Numa tradução segura de Eliana Aguiar, que possui o mérito de recuperar em português a fluência do romancista peruano, o livro conta a história de Adrián Ormache, um respeitável advogado de meia-idade, que leva a vida no marasmo dos bem-sucedidos: possui uma esposa bonita que cuida de seu lar com a diligência das mulheres criadas para se tornarem donas de casa, pai de duas filhas inteligentes e educadas, passa seus dias entre reuniões de trabalho, aborrecimentos em casa e visitas a familiares.
Até que sua mãe morre e essa estrutura aparentemente sólida construída por Adrián começa a enfraquecer. Seu irmão Rubén chega dos Estados Unidos para o funeral e lhe confidencia que seu pai, um oficial da marinha morto há vários anos, não era o santo que aparentava ser. Durante os anos 80, em conflitos com o grupo revolucionário Sendero Luminoso, o comandante Ormache havia torturado muita gente, entre guerrilheiros e inocentes. Além disso, estuprara e assassinara inúmeras garotas na região de Ayacucho, onde se encontravam as bases do Sendero.

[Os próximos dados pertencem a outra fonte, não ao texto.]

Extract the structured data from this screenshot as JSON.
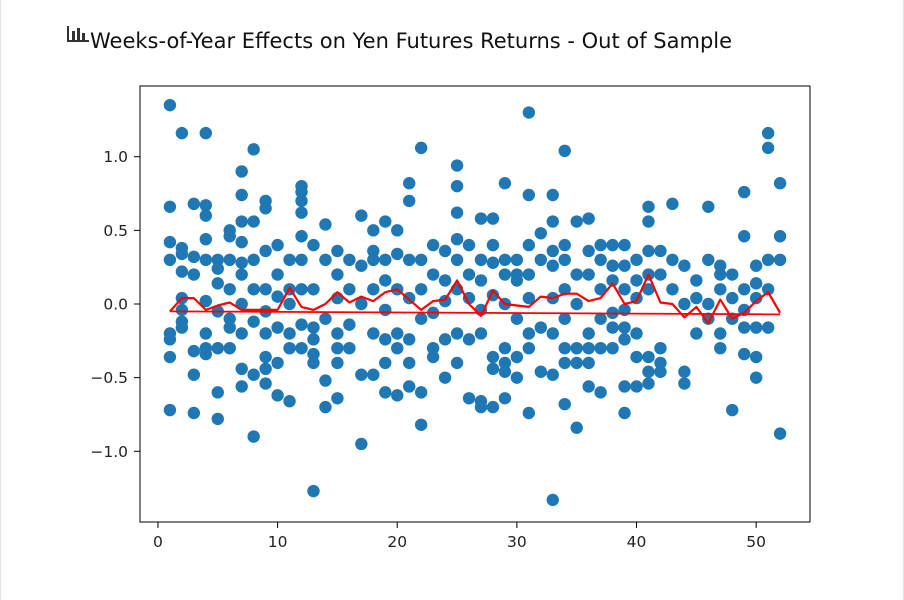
{
  "chart_data": {
    "type": "scatter",
    "title": "Weeks-of-Year Effects on Yen Futures Returns - Out of Sample",
    "xlabel": "",
    "ylabel": "",
    "xlim": [
      -1.5,
      54.5
    ],
    "ylim": [
      -1.48,
      1.48
    ],
    "x_ticks": [
      0,
      10,
      20,
      30,
      40,
      50
    ],
    "x_tick_labels": [
      "0",
      "10",
      "20",
      "30",
      "40",
      "50"
    ],
    "y_ticks": [
      -1.0,
      -0.5,
      0.0,
      0.5,
      1.0
    ],
    "y_tick_labels": [
      "−1.0",
      "−0.5",
      "0.0",
      "0.5",
      "1.0"
    ],
    "grid": false,
    "colors": {
      "scatter": "#1f77b4",
      "mean_line": "#ff0000",
      "fit_line": "#ff0000"
    },
    "scatter_series": {
      "points": [
        [
          1,
          1.35
        ],
        [
          1,
          0.66
        ],
        [
          1,
          0.42
        ],
        [
          1,
          0.3
        ],
        [
          1,
          -0.2
        ],
        [
          1,
          -0.24
        ],
        [
          1,
          -0.36
        ],
        [
          1,
          -0.72
        ],
        [
          2,
          1.16
        ],
        [
          2,
          0.38
        ],
        [
          2,
          0.34
        ],
        [
          2,
          0.22
        ],
        [
          2,
          0.04
        ],
        [
          2,
          -0.04
        ],
        [
          2,
          -0.12
        ],
        [
          2,
          -0.16
        ],
        [
          3,
          0.68
        ],
        [
          3,
          0.32
        ],
        [
          3,
          0.2
        ],
        [
          3,
          -0.32
        ],
        [
          3,
          -0.48
        ],
        [
          3,
          -0.74
        ],
        [
          4,
          1.16
        ],
        [
          4,
          0.67
        ],
        [
          4,
          0.6
        ],
        [
          4,
          0.44
        ],
        [
          4,
          0.3
        ],
        [
          4,
          0.02
        ],
        [
          4,
          -0.2
        ],
        [
          4,
          -0.3
        ],
        [
          4,
          -0.34
        ],
        [
          5,
          0.3
        ],
        [
          5,
          0.24
        ],
        [
          5,
          0.14
        ],
        [
          5,
          -0.05
        ],
        [
          5,
          -0.3
        ],
        [
          5,
          -0.6
        ],
        [
          5,
          -0.78
        ],
        [
          6,
          0.5
        ],
        [
          6,
          0.46
        ],
        [
          6,
          0.3
        ],
        [
          6,
          0.1
        ],
        [
          6,
          -0.1
        ],
        [
          6,
          -0.16
        ],
        [
          6,
          -0.3
        ],
        [
          7,
          0.9
        ],
        [
          7,
          0.74
        ],
        [
          7,
          0.56
        ],
        [
          7,
          0.42
        ],
        [
          7,
          0.28
        ],
        [
          7,
          0.2
        ],
        [
          7,
          0.0
        ],
        [
          7,
          -0.2
        ],
        [
          7,
          -0.44
        ],
        [
          7,
          -0.56
        ],
        [
          8,
          1.05
        ],
        [
          8,
          0.56
        ],
        [
          8,
          0.3
        ],
        [
          8,
          0.1
        ],
        [
          8,
          -0.12
        ],
        [
          8,
          -0.48
        ],
        [
          8,
          -0.9
        ],
        [
          9,
          0.7
        ],
        [
          9,
          0.65
        ],
        [
          9,
          0.36
        ],
        [
          9,
          0.1
        ],
        [
          9,
          -0.05
        ],
        [
          9,
          -0.2
        ],
        [
          9,
          -0.36
        ],
        [
          9,
          -0.44
        ],
        [
          9,
          -0.54
        ],
        [
          10,
          0.4
        ],
        [
          10,
          0.2
        ],
        [
          10,
          0.05
        ],
        [
          10,
          -0.16
        ],
        [
          10,
          -0.4
        ],
        [
          10,
          -0.62
        ],
        [
          11,
          0.3
        ],
        [
          11,
          0.1
        ],
        [
          11,
          0.0
        ],
        [
          11,
          -0.2
        ],
        [
          11,
          -0.3
        ],
        [
          11,
          -0.66
        ],
        [
          12,
          0.8
        ],
        [
          12,
          0.76
        ],
        [
          12,
          0.7
        ],
        [
          12,
          0.62
        ],
        [
          12,
          0.46
        ],
        [
          12,
          0.3
        ],
        [
          12,
          0.1
        ],
        [
          12,
          -0.14
        ],
        [
          12,
          -0.3
        ],
        [
          13,
          0.4
        ],
        [
          13,
          0.1
        ],
        [
          13,
          -0.16
        ],
        [
          13,
          -0.24
        ],
        [
          13,
          -0.34
        ],
        [
          13,
          -0.4
        ],
        [
          13,
          -1.27
        ],
        [
          14,
          0.54
        ],
        [
          14,
          0.3
        ],
        [
          14,
          -0.1
        ],
        [
          14,
          -0.52
        ],
        [
          14,
          -0.7
        ],
        [
          15,
          0.36
        ],
        [
          15,
          0.2
        ],
        [
          15,
          0.04
        ],
        [
          15,
          -0.2
        ],
        [
          15,
          -0.3
        ],
        [
          15,
          -0.4
        ],
        [
          15,
          -0.64
        ],
        [
          16,
          0.3
        ],
        [
          16,
          0.1
        ],
        [
          16,
          -0.14
        ],
        [
          16,
          -0.3
        ],
        [
          17,
          0.6
        ],
        [
          17,
          0.26
        ],
        [
          17,
          0.0
        ],
        [
          17,
          -0.48
        ],
        [
          17,
          -0.95
        ],
        [
          18,
          0.5
        ],
        [
          18,
          0.36
        ],
        [
          18,
          0.3
        ],
        [
          18,
          0.1
        ],
        [
          18,
          -0.2
        ],
        [
          18,
          -0.48
        ],
        [
          19,
          0.56
        ],
        [
          19,
          0.3
        ],
        [
          19,
          0.16
        ],
        [
          19,
          -0.04
        ],
        [
          19,
          -0.24
        ],
        [
          19,
          -0.4
        ],
        [
          19,
          -0.6
        ],
        [
          20,
          0.5
        ],
        [
          20,
          0.34
        ],
        [
          20,
          0.1
        ],
        [
          20,
          -0.2
        ],
        [
          20,
          -0.3
        ],
        [
          20,
          -0.62
        ],
        [
          21,
          0.82
        ],
        [
          21,
          0.7
        ],
        [
          21,
          0.3
        ],
        [
          21,
          0.04
        ],
        [
          21,
          -0.24
        ],
        [
          21,
          -0.4
        ],
        [
          21,
          -0.56
        ],
        [
          22,
          1.06
        ],
        [
          22,
          0.3
        ],
        [
          22,
          0.1
        ],
        [
          22,
          -0.1
        ],
        [
          22,
          -0.6
        ],
        [
          22,
          -0.82
        ],
        [
          23,
          0.4
        ],
        [
          23,
          0.2
        ],
        [
          23,
          -0.06
        ],
        [
          23,
          -0.3
        ],
        [
          23,
          -0.36
        ],
        [
          24,
          0.36
        ],
        [
          24,
          0.16
        ],
        [
          24,
          0.02
        ],
        [
          24,
          -0.24
        ],
        [
          24,
          -0.5
        ],
        [
          25,
          0.94
        ],
        [
          25,
          0.8
        ],
        [
          25,
          0.62
        ],
        [
          25,
          0.44
        ],
        [
          25,
          0.3
        ],
        [
          25,
          0.1
        ],
        [
          25,
          -0.2
        ],
        [
          25,
          -0.4
        ],
        [
          26,
          0.4
        ],
        [
          26,
          0.2
        ],
        [
          26,
          0.04
        ],
        [
          26,
          -0.24
        ],
        [
          26,
          -0.64
        ],
        [
          27,
          0.58
        ],
        [
          27,
          0.3
        ],
        [
          27,
          0.16
        ],
        [
          27,
          -0.04
        ],
        [
          27,
          -0.2
        ],
        [
          27,
          -0.66
        ],
        [
          27,
          -0.7
        ],
        [
          28,
          0.58
        ],
        [
          28,
          0.4
        ],
        [
          28,
          0.28
        ],
        [
          28,
          0.06
        ],
        [
          28,
          -0.36
        ],
        [
          28,
          -0.44
        ],
        [
          28,
          -0.7
        ],
        [
          29,
          0.82
        ],
        [
          29,
          0.3
        ],
        [
          29,
          0.2
        ],
        [
          29,
          0.0
        ],
        [
          29,
          -0.3
        ],
        [
          29,
          -0.4
        ],
        [
          29,
          -0.46
        ],
        [
          29,
          -0.64
        ],
        [
          30,
          0.3
        ],
        [
          30,
          0.2
        ],
        [
          30,
          0.16
        ],
        [
          30,
          -0.1
        ],
        [
          30,
          -0.36
        ],
        [
          30,
          -0.5
        ],
        [
          31,
          1.3
        ],
        [
          31,
          0.74
        ],
        [
          31,
          0.4
        ],
        [
          31,
          0.2
        ],
        [
          31,
          0.04
        ],
        [
          31,
          -0.2
        ],
        [
          31,
          -0.3
        ],
        [
          31,
          -0.74
        ],
        [
          32,
          0.48
        ],
        [
          32,
          0.3
        ],
        [
          32,
          -0.16
        ],
        [
          32,
          -0.46
        ],
        [
          33,
          0.74
        ],
        [
          33,
          0.56
        ],
        [
          33,
          0.36
        ],
        [
          33,
          0.26
        ],
        [
          33,
          0.04
        ],
        [
          33,
          -0.2
        ],
        [
          33,
          -0.48
        ],
        [
          33,
          -1.33
        ],
        [
          34,
          1.04
        ],
        [
          34,
          0.4
        ],
        [
          34,
          0.3
        ],
        [
          34,
          0.1
        ],
        [
          34,
          -0.1
        ],
        [
          34,
          -0.3
        ],
        [
          34,
          -0.4
        ],
        [
          34,
          -0.68
        ],
        [
          35,
          0.56
        ],
        [
          35,
          0.2
        ],
        [
          35,
          0.0
        ],
        [
          35,
          -0.3
        ],
        [
          35,
          -0.4
        ],
        [
          35,
          -0.84
        ],
        [
          36,
          0.58
        ],
        [
          36,
          0.36
        ],
        [
          36,
          0.2
        ],
        [
          36,
          -0.2
        ],
        [
          36,
          -0.3
        ],
        [
          36,
          -0.4
        ],
        [
          36,
          -0.56
        ],
        [
          37,
          0.4
        ],
        [
          37,
          0.3
        ],
        [
          37,
          0.1
        ],
        [
          37,
          -0.1
        ],
        [
          37,
          -0.3
        ],
        [
          37,
          -0.6
        ],
        [
          38,
          0.4
        ],
        [
          38,
          0.26
        ],
        [
          38,
          0.16
        ],
        [
          38,
          -0.06
        ],
        [
          38,
          -0.16
        ],
        [
          38,
          -0.3
        ],
        [
          39,
          0.4
        ],
        [
          39,
          0.26
        ],
        [
          39,
          0.1
        ],
        [
          39,
          -0.04
        ],
        [
          39,
          -0.16
        ],
        [
          39,
          -0.24
        ],
        [
          39,
          -0.56
        ],
        [
          39,
          -0.74
        ],
        [
          40,
          0.3
        ],
        [
          40,
          0.16
        ],
        [
          40,
          0.04
        ],
        [
          40,
          -0.2
        ],
        [
          40,
          -0.36
        ],
        [
          40,
          -0.56
        ],
        [
          41,
          0.66
        ],
        [
          41,
          0.56
        ],
        [
          41,
          0.36
        ],
        [
          41,
          0.2
        ],
        [
          41,
          0.1
        ],
        [
          41,
          -0.36
        ],
        [
          41,
          -0.46
        ],
        [
          41,
          -0.54
        ],
        [
          42,
          0.36
        ],
        [
          42,
          0.2
        ],
        [
          42,
          -0.3
        ],
        [
          42,
          -0.4
        ],
        [
          42,
          -0.46
        ],
        [
          43,
          0.68
        ],
        [
          43,
          0.3
        ],
        [
          43,
          0.1
        ],
        [
          44,
          0.26
        ],
        [
          44,
          0.0
        ],
        [
          44,
          -0.46
        ],
        [
          44,
          -0.54
        ],
        [
          45,
          0.16
        ],
        [
          45,
          0.04
        ],
        [
          45,
          -0.2
        ],
        [
          46,
          0.66
        ],
        [
          46,
          0.3
        ],
        [
          46,
          0.0
        ],
        [
          46,
          -0.1
        ],
        [
          47,
          0.26
        ],
        [
          47,
          0.2
        ],
        [
          47,
          0.1
        ],
        [
          47,
          -0.2
        ],
        [
          47,
          -0.3
        ],
        [
          48,
          0.2
        ],
        [
          48,
          0.04
        ],
        [
          48,
          -0.1
        ],
        [
          48,
          -0.72
        ],
        [
          49,
          0.76
        ],
        [
          49,
          0.46
        ],
        [
          49,
          0.1
        ],
        [
          49,
          -0.04
        ],
        [
          49,
          -0.16
        ],
        [
          49,
          -0.34
        ],
        [
          50,
          0.26
        ],
        [
          50,
          0.14
        ],
        [
          50,
          0.04
        ],
        [
          50,
          -0.16
        ],
        [
          50,
          -0.36
        ],
        [
          50,
          -0.5
        ],
        [
          51,
          1.16
        ],
        [
          51,
          1.06
        ],
        [
          51,
          0.3
        ],
        [
          51,
          0.1
        ],
        [
          51,
          -0.16
        ],
        [
          52,
          0.82
        ],
        [
          52,
          0.46
        ],
        [
          52,
          0.3
        ],
        [
          52,
          -0.88
        ]
      ]
    },
    "mean_line": {
      "x": [
        1,
        2,
        3,
        4,
        5,
        6,
        7,
        8,
        9,
        10,
        11,
        12,
        13,
        14,
        15,
        16,
        17,
        18,
        19,
        20,
        21,
        22,
        23,
        24,
        25,
        26,
        27,
        28,
        29,
        30,
        31,
        32,
        33,
        34,
        35,
        36,
        37,
        38,
        39,
        40,
        41,
        42,
        43,
        44,
        45,
        46,
        47,
        48,
        49,
        50,
        51,
        52
      ],
      "y": [
        -0.05,
        0.04,
        0.04,
        -0.04,
        -0.01,
        0.01,
        -0.04,
        -0.04,
        -0.04,
        -0.04,
        0.11,
        -0.02,
        -0.04,
        0.0,
        0.08,
        0.01,
        0.05,
        0.02,
        0.08,
        0.1,
        0.03,
        -0.04,
        0.02,
        0.03,
        0.16,
        0.0,
        -0.08,
        0.09,
        0.0,
        -0.01,
        -0.02,
        0.05,
        0.04,
        0.07,
        0.07,
        0.02,
        0.04,
        0.14,
        0.0,
        0.02,
        0.2,
        0.01,
        0.0,
        -0.09,
        -0.02,
        -0.13,
        0.03,
        -0.1,
        -0.06,
        0.02,
        0.08,
        -0.06
      ]
    },
    "fit_line": {
      "x": [
        1,
        52
      ],
      "y": [
        -0.05,
        -0.07
      ]
    }
  }
}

Uma dessas meninas, Miriam, conseguiu escapar de Ormache e Adrián só pensa em encontrá-la. De certo modo, é nesta busca que encontrará sua salvação. Transitando por um mundo até então desconhecido para ele, Adrián escapa do cotidiano e dá uma nova razão à sua vida. De burguês alienado passa pouco a pouco a se preocupar com o destino de pessoas insignificantes, massacradas pela ganância de alguns e por uma visão distorcida da democracia, vendida por pessoas cujo único prazer é fazer os demais sofrerem, desde que isso lhes garanta um lugarzinho nos anais da história.
As atrocidades cometidas tanto pelos revolucionários quanto pelo exército são narradas de um modo intensamente poético, e é dessa maneira que Cueto consegue descrever as torturas mais horrendas, transmitindo ao leitor apenas uma sensação de tristeza irremediável e revolta com a situação humana.
Os trechos em que Alonso retrata o relacionamento entre Adrián e Miriam são dos mais belos que já li. O misto de curiosidade e transgressão permeia as frases reticentes das duas personagens e findamos por tomar partido na história, torcendo para que tudo corra bem com nossos heróis. O que mais se pode desejar de um livro?
A hora azul recebeu, em 2005, o Prêmio Herralde, um dos mais prestigiosos em língua espanhola, o que inseriu, definitivamente, Alonso Cueto na galeria dos mais importantes narradores peruanos destes tempos. Recomendo fortemente a leitura deste romance para todo tipo de leitor: desde aquele que deseja se inteirar mais acerca da história da guerra civil entre o Sendero e o exército peruano até o que deseja somente conhecer uma obra muitíssimo bem escrita, ou, como sugeriu o próprio Alonso, “ler um conto de fadas ao revés”.